Un altro che ha beneficiato della cura Gracia è il capitano Troy Deeney. Il 30enne, ormai da otto anni nel club, fa parte di una coppia d’attacco ben assortita. La sua spalla è l’ex Burnley Andre Gray, con cui pare avere una buona sintonia calcistica. Bandiera per questi colori, Troy ha vissuto da protagonista tutta la scalata dalle serie inferiori. In patria è noto per il carattere alquanto spigoloso e per la silhouette molto distante dagli echi Ronaldeschi. Il tipico attaccante inglese che si divide tra pub e grandi duelli nell’area piccola, ha un passato quantomai burrascoso. Il nativo di Birmingham, infatti, può vantare tre mesi in carcere per una rissa in cui è finito per prendersela anche con un poliziotto.

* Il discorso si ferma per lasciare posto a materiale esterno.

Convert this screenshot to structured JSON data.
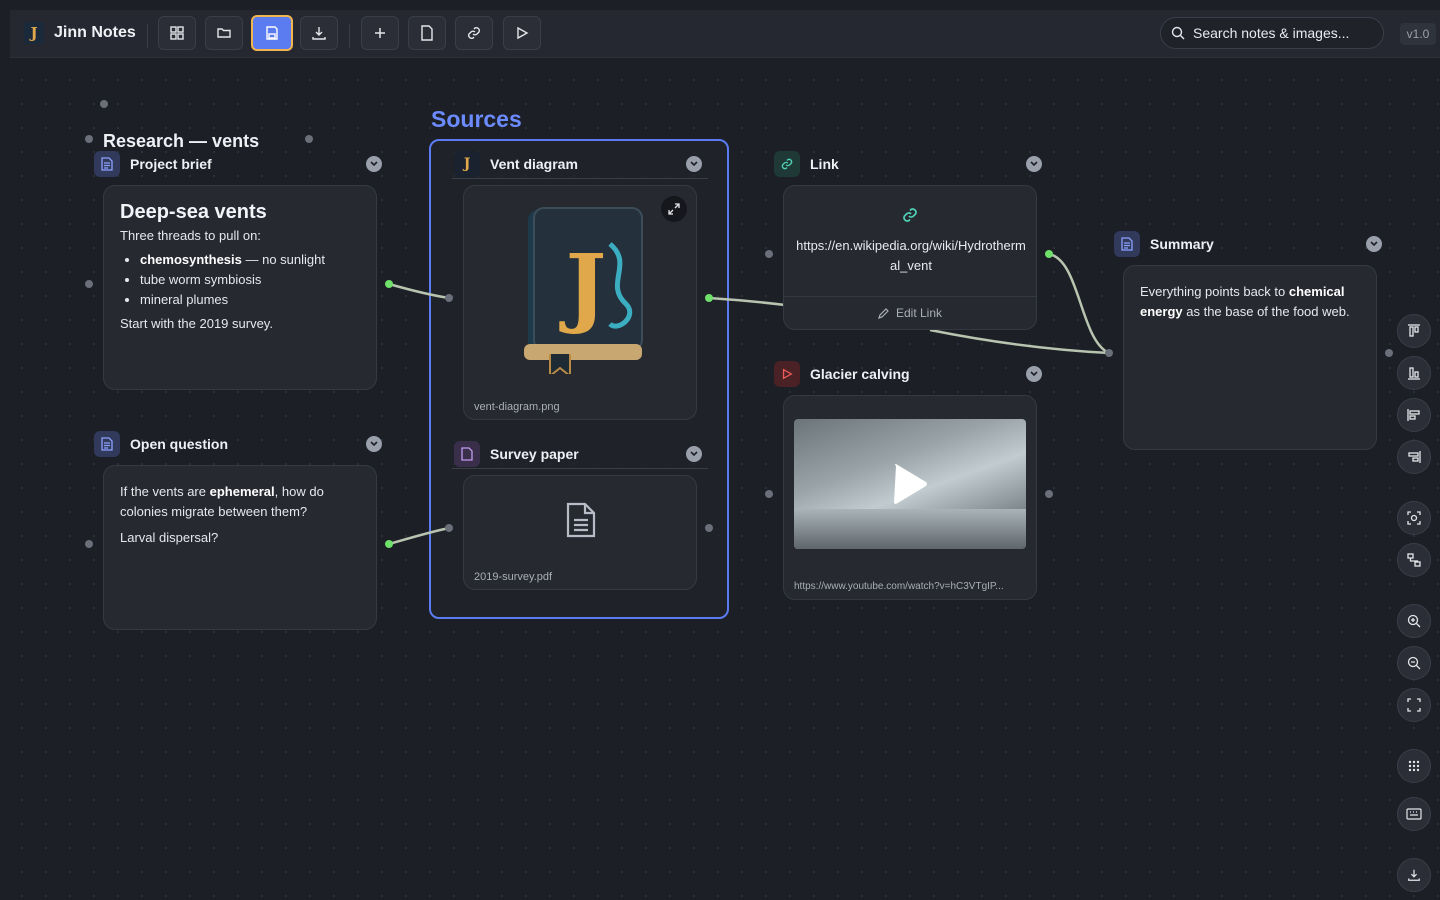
{
  "app": {
    "name": "Jinn Notes",
    "version": "v1.0",
    "logo_letter": "J"
  },
  "search": {
    "placeholder": "Search notes & images..."
  },
  "toolbar": {
    "buttons": [
      {
        "icon": "grid-icon"
      },
      {
        "icon": "folder-open-icon"
      },
      {
        "icon": "save-icon",
        "active": true
      },
      {
        "icon": "download-icon"
      },
      {
        "icon": "plus-icon"
      },
      {
        "icon": "file-icon"
      },
      {
        "icon": "link-icon"
      },
      {
        "icon": "play-icon"
      }
    ]
  },
  "canvas": {
    "board_title": "Research — vents",
    "group": {
      "title": "Sources"
    },
    "nodes": {
      "project_brief": {
        "title": "Project brief",
        "heading": "Deep-sea vents",
        "intro": "Three threads to pull on:",
        "bullets": [
          {
            "bold": "chemosynthesis",
            "rest": " — no sunlight"
          },
          {
            "bold": "",
            "rest": "tube worm symbiosis"
          },
          {
            "bold": "",
            "rest": "mineral plumes"
          }
        ],
        "outro": "Start with the 2019 survey."
      },
      "open_question": {
        "title": "Open question",
        "line1_pre": "If the vents are ",
        "line1_bold": "ephemeral",
        "line1_post": ", how do colonies migrate between them?",
        "line2": "Larval dispersal?"
      },
      "vent_diagram": {
        "title": "Vent diagram",
        "filename": "vent-diagram.png"
      },
      "survey_paper": {
        "title": "Survey paper",
        "filename": "2019-survey.pdf"
      },
      "link": {
        "title": "Link",
        "url": "https://en.wikipedia.org/wiki/Hydrothermal_vent",
        "edit_label": "Edit Link"
      },
      "glacier": {
        "title": "Glacier calving",
        "url": "https://www.youtube.com/watch?v=hC3VTgIP..."
      },
      "summary": {
        "title": "Summary",
        "pre": "Everything points back to ",
        "bold": "chemical energy",
        "post": " as the base of the food web."
      }
    }
  },
  "right_rail": [
    "align-top-icon",
    "align-bottom-icon",
    "align-left-icon",
    "align-right-icon",
    "fit-selection-icon",
    "connect-icon",
    "zoom-in-icon",
    "zoom-out-icon",
    "fullscreen-icon",
    "grid-dots-icon",
    "keyboard-icon",
    "export-icon"
  ],
  "colors": {
    "accent": "#5b7cf0",
    "highlight": "#f0b450",
    "wire": "#b8c4b0",
    "port_active": "#6fe06a"
  }
}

Da un po’ di tempo a questa parte Deeney ha deciso di riappropriarsi della propria carriera per poter competere ad alti livelli. Suo è stato il gol che ha permesso al Watford di mettere KO il Totthenam nell’ultimo match di campionato. Si è presentato ai nastri di partenza dopo un’estate chiuso in palestra con un personal trainer. Il risultato sono stati quasi 7 chili persi che lo hanno rimesso a lucido, facendolo diventare un valore aggiunto per la manovra offensiva della compagine londinese.
Chissà se, alla fine di questa stagione, il capitolo delle favole senza tempo degli “underdogs” che raggiungono la gloria si arricchirà di un nuovo capitolo. Chissà se il Watford “sarà ancora in piedi”.